My first thoughts when reading about the digital citizen are
that a digital citizen is probably a bizarre concept to many young people as
they do not seem to separate the digital world from the physical world. In The Digital Citizen, the authors assert
that digital citizens “are aware of the risks and benefits of the unparalleled
degree of access we have to information.” I would imagine that for youth that
have grown up with technology and the information age, they do not know
anything other than an abundance of information. Knowing how many adults and
researchers feel about this access to information, I wonder what youth who have
never known anything different would say.
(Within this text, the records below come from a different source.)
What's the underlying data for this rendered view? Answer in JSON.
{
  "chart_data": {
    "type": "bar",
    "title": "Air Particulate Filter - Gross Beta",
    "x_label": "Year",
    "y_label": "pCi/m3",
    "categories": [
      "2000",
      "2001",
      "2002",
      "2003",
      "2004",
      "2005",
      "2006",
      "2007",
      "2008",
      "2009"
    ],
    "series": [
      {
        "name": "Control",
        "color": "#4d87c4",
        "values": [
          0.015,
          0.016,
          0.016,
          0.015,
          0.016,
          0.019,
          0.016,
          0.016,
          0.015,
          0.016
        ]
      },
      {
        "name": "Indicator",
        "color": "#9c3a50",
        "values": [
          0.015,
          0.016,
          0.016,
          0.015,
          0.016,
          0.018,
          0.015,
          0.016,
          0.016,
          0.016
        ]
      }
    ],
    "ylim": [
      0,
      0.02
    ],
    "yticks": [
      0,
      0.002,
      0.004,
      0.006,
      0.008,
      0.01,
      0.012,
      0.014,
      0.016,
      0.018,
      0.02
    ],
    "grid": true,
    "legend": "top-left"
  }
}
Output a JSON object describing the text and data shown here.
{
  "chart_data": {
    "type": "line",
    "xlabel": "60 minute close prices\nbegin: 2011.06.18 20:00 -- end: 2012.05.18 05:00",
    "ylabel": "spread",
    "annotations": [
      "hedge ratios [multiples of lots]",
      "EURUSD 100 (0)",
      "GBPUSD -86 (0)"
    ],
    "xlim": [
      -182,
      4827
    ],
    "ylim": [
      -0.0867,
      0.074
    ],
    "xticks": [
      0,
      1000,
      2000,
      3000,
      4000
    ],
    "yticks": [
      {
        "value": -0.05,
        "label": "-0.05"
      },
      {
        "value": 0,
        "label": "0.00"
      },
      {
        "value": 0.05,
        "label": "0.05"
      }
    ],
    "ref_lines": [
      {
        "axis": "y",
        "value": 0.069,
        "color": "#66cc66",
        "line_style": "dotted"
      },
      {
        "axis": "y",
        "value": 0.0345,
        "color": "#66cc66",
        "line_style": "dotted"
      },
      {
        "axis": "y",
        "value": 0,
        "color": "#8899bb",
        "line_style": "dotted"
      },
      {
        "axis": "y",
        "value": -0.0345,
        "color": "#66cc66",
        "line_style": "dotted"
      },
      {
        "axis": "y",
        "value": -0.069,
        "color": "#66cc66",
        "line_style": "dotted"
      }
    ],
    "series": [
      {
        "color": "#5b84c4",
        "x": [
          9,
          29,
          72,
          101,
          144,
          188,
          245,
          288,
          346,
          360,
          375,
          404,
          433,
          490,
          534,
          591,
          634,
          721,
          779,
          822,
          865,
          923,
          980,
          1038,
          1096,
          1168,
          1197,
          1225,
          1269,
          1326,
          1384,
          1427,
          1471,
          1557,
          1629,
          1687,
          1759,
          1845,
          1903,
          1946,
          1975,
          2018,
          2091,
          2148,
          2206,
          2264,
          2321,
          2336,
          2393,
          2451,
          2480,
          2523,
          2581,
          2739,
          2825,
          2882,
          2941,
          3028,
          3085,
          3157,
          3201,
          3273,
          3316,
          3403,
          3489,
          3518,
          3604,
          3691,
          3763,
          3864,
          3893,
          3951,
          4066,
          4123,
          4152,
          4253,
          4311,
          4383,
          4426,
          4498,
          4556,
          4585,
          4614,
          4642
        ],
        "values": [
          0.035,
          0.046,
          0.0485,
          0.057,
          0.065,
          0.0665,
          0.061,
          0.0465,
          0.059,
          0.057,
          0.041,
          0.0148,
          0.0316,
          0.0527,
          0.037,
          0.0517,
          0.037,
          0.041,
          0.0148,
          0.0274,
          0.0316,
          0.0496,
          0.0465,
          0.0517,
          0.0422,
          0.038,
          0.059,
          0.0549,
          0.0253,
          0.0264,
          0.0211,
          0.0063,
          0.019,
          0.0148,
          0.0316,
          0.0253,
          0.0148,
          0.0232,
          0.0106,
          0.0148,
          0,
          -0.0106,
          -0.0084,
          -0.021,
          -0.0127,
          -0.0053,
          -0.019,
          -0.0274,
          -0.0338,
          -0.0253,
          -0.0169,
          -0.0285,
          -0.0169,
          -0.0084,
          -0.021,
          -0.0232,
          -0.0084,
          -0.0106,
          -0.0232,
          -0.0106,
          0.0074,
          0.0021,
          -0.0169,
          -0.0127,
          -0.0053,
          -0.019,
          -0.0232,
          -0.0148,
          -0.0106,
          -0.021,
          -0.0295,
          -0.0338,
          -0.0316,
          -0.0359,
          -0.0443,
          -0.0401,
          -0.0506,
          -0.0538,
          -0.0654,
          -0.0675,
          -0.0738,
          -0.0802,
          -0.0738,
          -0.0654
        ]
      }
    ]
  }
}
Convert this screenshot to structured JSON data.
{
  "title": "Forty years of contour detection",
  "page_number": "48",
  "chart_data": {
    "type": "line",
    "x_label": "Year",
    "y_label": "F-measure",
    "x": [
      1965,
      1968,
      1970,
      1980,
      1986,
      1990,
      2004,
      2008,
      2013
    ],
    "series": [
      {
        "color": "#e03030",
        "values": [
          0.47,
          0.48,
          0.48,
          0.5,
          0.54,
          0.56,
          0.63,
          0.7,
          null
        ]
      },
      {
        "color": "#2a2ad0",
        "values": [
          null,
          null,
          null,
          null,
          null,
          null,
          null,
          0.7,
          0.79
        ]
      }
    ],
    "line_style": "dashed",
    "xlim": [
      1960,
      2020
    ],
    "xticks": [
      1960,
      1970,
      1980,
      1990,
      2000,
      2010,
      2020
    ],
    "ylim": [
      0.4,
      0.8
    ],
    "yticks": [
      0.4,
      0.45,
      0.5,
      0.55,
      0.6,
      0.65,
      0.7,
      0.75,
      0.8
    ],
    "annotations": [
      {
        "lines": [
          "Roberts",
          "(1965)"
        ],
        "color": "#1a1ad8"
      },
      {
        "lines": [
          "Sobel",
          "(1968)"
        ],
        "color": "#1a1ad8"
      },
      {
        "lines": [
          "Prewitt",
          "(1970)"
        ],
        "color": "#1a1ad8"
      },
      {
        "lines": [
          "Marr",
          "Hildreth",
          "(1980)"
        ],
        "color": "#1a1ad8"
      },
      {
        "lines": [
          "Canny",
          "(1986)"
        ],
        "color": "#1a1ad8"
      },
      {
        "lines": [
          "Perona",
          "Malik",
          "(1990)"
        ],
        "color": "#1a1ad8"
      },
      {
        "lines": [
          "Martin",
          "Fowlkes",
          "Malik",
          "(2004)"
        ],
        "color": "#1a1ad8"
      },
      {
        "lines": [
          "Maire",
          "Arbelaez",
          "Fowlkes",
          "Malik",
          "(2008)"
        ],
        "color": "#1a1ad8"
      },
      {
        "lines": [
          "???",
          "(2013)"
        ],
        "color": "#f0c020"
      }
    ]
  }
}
I found the six tenets of digital citizenship to be
interesting: “respect yourself, protect yourself, respect others, protect
others, respect intellectual property, and protect intellectual property. I
found respecting and protecting intellectual property to be particularly
interesting because of the arguments we have heard in favor of a society that
values freedom of information via the internet and questions “intellectual
property.” I personally believe that society should protect and respect
intellectual property, but there are many people that fighting for a different
cause. Could there be multiple forms of digital citizenship? Groups of digital
citizens who hold different values?
Reading about respecting and protecting yourself online made
me question whose responsibility it was to teach a student about the dangers
that come with using the internet. However, with many schools bringing
technology and social media into the classroom, I think that it is now the
schools responsibility to educate students on appropriate internet citizenship
and keeping themselves safe. It also makes me wonder, is the school now liable
for anything the student does on the internet while at school? I have read that
a teacher is responsible for the safety of his or her students while they are
present in the classroom, but are they responsible, as well, for what they do
on the internet while they are in the classroom?
As technology enters the classroom and gives students more
freedom, I think that school must develop programs to educate their students on
digital citizenship and the benefits and risks of the internet. It would be
unfair to give young people this powerful tool without any information on how
it should be used. As adults, we know that what you create and post on the
internet will be there forever, but we must also teach this to our students.
The observation that students might have issues distinguishing digital citizenship with just being a good person as very insightful. Do you think that digital citizenship lessons might be more effective embedded in lessons? For example, there are usually points in a grading rubric for following directions/editing/etc. Is it possible to actually make citizenship, digital and otherwise, a part of how students' evaluations?